After conducting research in China, journalist Mara Hvistendahl concluded there are similarities between what happens in China and the United States concerning sex selection.
"I actually think Americans selecting for girls is really not that different from what's happening in Asia," Hvistendahl said in an interview on National Public Radio's "Morning Edition" about her book "Unnatural Selection: Choosing Boys Over Girls, and the Consequences of a World Full of Men." "In both cases, parents are going in with preconceived notions about how the child's going to turn out, and it's really, in both places, this shift toward consumer eugenics and toward parents making small decisions over how their child's going to turn out.
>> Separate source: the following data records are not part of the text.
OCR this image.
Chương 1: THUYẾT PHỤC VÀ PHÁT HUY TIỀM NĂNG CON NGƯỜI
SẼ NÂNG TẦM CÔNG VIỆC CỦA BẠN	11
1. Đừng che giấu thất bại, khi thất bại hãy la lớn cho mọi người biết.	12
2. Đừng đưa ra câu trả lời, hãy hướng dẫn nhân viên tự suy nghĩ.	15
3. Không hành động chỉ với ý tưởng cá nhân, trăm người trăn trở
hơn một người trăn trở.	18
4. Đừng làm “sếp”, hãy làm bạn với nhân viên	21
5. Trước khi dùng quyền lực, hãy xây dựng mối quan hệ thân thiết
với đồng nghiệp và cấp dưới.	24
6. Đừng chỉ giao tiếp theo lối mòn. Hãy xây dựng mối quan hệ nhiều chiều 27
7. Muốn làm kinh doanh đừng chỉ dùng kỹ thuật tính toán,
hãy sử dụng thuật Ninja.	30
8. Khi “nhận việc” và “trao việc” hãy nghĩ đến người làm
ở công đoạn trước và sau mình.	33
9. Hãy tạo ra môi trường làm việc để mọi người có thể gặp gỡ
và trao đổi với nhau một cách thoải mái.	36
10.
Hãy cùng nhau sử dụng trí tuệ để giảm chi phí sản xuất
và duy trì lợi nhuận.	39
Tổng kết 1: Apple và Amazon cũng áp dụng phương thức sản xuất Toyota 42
And, you add those decisions up and they have a big impact on society."
Steve Mosher, the Population Research Institute's executive director, believes sex-selection abortion is the "ultimate form of discrimination on the basis of sex."
David Prentice, senior fellow for life sciences at the Family Research Council, agrees.
"This is not a matter of being able to vote or ride in a particular seat on a bus," Prentice told Baptist Press. "This is a matter of life and death."
It is estimated more than 160 million female babies worldwide since the 1970s are missing because of sex-selection abortion. A shortage of women and the societal problems that could ensue are not the only issues that the world could face with sex-selection abortion. Puri raised this question in Slate: If the parents place every hope and dream in a child merely based on his or her gender, what happens if the child falls short of these standards?
"We need to consider very much our concept of manufacturing children versus being blessed with children," Prentice said.
The idea of designer babies may have seemed in the past like a distant possibility, but the new blood test foreshadows gender preference becoming a widespread reality. Having the options of choosing eye color, skin tone and even intelligence levels are just a few of the promises scientists are making for the future creation of human life.
Some doctors say it is their duty to educate all patients about these findings, as well as provide the new blood test. Some ethicists, though, disagree.
"We are looking for every technology that will give us control over nature," C. Ben Mitchell, professor of moral philosophy at Union University in Jackson, Tenn., told BP. "In this case, it is even a lethal control. We ain't seen nothing yet as these technologies continue to be refined."
Whether sex-selection abortion will quickly become a phenomenon in the United States is a matter of opinion. With advances in technology, moral and ethical controversies will continue to surface.
Wesley Smith, senior fellow at the Discovery Institute's Center on Human Exceptionalism and a strong opponent of sex-selection abortion, believes it is each citizen's responsibility to make ethically sound choices.
"Society will rise or fall ethically by how we live our individual lives," Smith said. "In the end, that takes people doing the right thing regardless of whether doing wrong is legal."